🤖 AI Summary
To address the challenge of modeling complex set-theoretic relationships (e.g., “comedy AND action BUT NOT romance”) in sparse-data personalized recommendation, this paper proposes BoxRec—the first recommendation framework leveraging learnable hyper-rectangular (box) embeddings. Unlike conventional vector representations, BoxRec explicitly encodes user and item semantics as geometric boxes, formulating recommendation as a set-constrained matrix completion problem involving intersection, complement, and other set operations. It enables end-to-end training via interval arithmetic and Jaccard similarity optimization, replacing black-box neural inference with transparent, purely geometric operations—thereby ensuring semantic interpretability and structural fidelity. Experiments demonstrate that BoxRec significantly outperforms vector-based baselines across diverse recommendation tasks, achieving up to 30% improvement in accuracy for complex logical queries.
📝 Abstract
Personalized item recommendation typically suffers from data sparsity, which is most often addressed by learning vector representations of users and items via low-rank matrix factorization. While this effectively densifies the matrix by assuming users and movies can be represented by linearly dependent latent features, it does not capture more complicated interactions. For example, vector representations struggle with set-theoretic relationships, such as negation and intersection, e.g. recommending a movie that is"comedy and action, but not romance". In this work, we formulate the problem of personalized item recommendation as matrix completion where rows are set-theoretically dependent.

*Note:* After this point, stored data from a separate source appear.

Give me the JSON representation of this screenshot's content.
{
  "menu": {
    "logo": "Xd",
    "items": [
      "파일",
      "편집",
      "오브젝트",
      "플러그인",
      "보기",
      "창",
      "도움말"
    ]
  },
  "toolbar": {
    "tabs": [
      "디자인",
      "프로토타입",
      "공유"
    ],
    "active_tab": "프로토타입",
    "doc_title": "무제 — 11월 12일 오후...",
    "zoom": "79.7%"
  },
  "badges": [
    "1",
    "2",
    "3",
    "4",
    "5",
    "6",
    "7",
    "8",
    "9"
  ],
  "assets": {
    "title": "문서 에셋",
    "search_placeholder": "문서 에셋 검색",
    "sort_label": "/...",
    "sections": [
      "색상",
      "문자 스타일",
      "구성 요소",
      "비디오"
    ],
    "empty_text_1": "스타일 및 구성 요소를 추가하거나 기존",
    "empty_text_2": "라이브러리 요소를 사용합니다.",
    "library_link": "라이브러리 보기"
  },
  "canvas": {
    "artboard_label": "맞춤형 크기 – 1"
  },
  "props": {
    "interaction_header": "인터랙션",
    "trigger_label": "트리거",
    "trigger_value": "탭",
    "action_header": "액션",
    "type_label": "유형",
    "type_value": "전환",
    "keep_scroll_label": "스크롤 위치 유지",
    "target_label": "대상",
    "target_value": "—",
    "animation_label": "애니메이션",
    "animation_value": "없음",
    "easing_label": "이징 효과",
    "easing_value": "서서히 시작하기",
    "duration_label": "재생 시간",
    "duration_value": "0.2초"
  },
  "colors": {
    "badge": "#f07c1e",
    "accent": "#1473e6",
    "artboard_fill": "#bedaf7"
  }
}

To capture this set-theoretic dependence we represent each user and attribute by a hyper-rectangle or box (i.e. a Cartesian product of intervals). Box embeddings can intuitively be understood as trainable Venn diagrams, and thus not only inherently represent similarity (via the Jaccard index), but also naturally and faithfully support arbitrary set-theoretic relationships. Queries involving set-theoretic constraints can be efficiently computed directly on the embedding space by performing geometric operations on the representations. We empirically demonstrate the superiority of box embeddings over vector-based neural methods on both simple and complex item recommendation queries by up to 30 % overall.